I learned long ago that saying the first thing you think of in reply to someone is usually a bad idea.  And having had many bad reactions from people having done this, I've learned a full range of facial expressions that (hopefully) are less likely to annoy and upset people.  I'm aware that this can make conversation with me unsatisfying, but believe me it's far easier than the alternative.

The pub is the ideal place to interact with people for me.  I barely know most of the people in them, and as such they have few expectations of me.  I've always found that if you get too close, people start telling you things about them that you'd rather not know.  One major characteristic of ASDs is an inability to deal with emotions in a "typical" way, and, although I know I should be expressing something emotional, I'm very rarely able to do it.  This presents more awkwardness as people think I'm ignorant or cold when I don't react in the way they expect me to.  So I avoid these things where ever possible. "Don't get involved" is my axiom.

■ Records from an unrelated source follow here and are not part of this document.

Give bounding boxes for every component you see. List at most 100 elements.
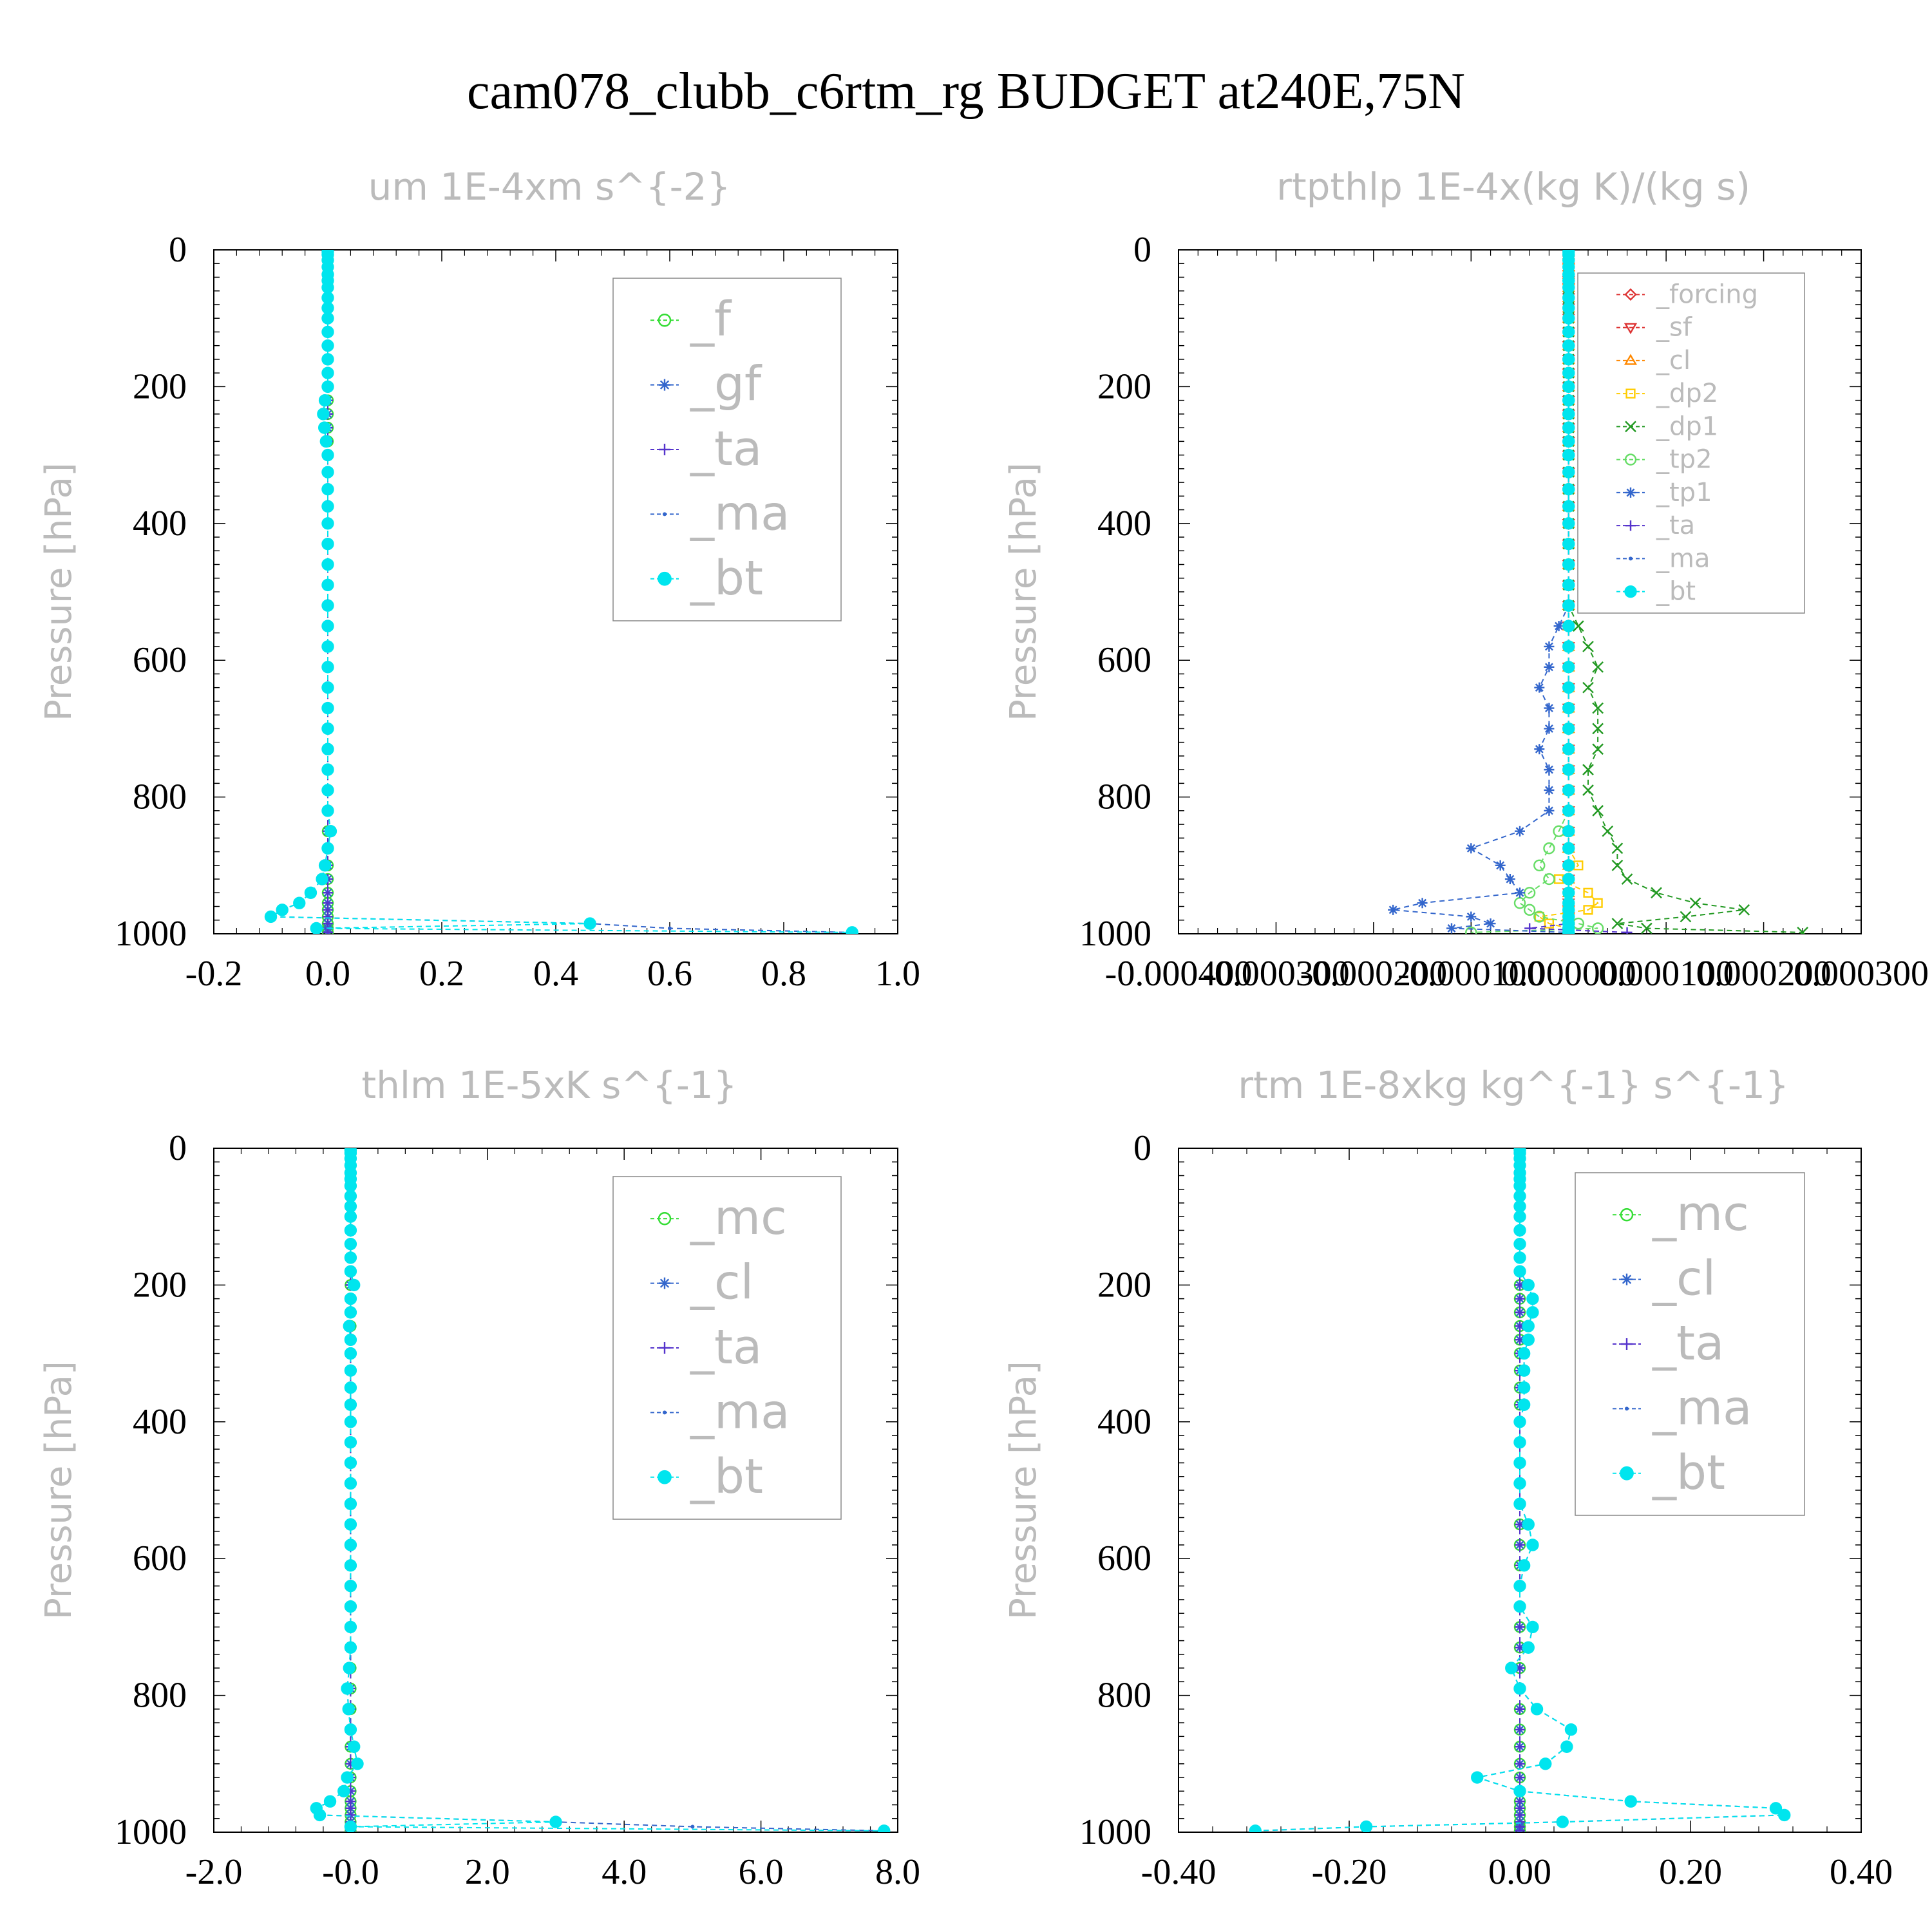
data-point xyxy=(1249,1824,1262,1832)
legend-marker xyxy=(1621,1273,1633,1285)
x-tick-label: 6.0 xyxy=(739,1852,784,1892)
data-point xyxy=(321,681,334,694)
figure-title: cam078_clubb_c6rtm_rg BUDGET at240E,75N xyxy=(467,63,1465,120)
data-point xyxy=(344,1398,357,1411)
y-tick-label: 800 xyxy=(1097,777,1151,817)
plot-area xyxy=(1388,250,1808,934)
data-point xyxy=(321,517,334,530)
x-tick-label: 1.0 xyxy=(875,954,920,994)
data-point xyxy=(344,1620,357,1634)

Of course, contrary to popular perception, those with ASDs do have emotions.  We may not be able to deal with them "properly", but we do have them.  As a child, these mostly manifested themselves for me as temper tantrums, which got me a certain reputation at school and at home.  Looking back, a lot of these things were classic autistic behaviour, but children were rarely tested for ASDs in the 1980s.  I have a better handle on emotions now (as I should at 42), but there are still things that set me off.  The main one for me is being ignored, or unjustly accused of things.  I always react badly to that, which, after much thought on the matter, stems from my childhood where such things happened all to frequently.  That's caused me a lot of grief in the past, and has led me to falling out with people and refusing to go to places that have "wronged" me in some way.

If only I could handle stuff better, I often think to myself, these things wouldn't happen.  But, unfortunately, that's not the brain I've been given.  As many people with ASDs will say, Autism itself is not the problem - it's how the world reacts to it that's difficult.  In a social milieu that expects demonstrable empathy, expected reactions and mutual acknowledgement, being autistic is always going to be difficult.  But not blaming those with an ASD for not reacting in "expected" ways would be a start.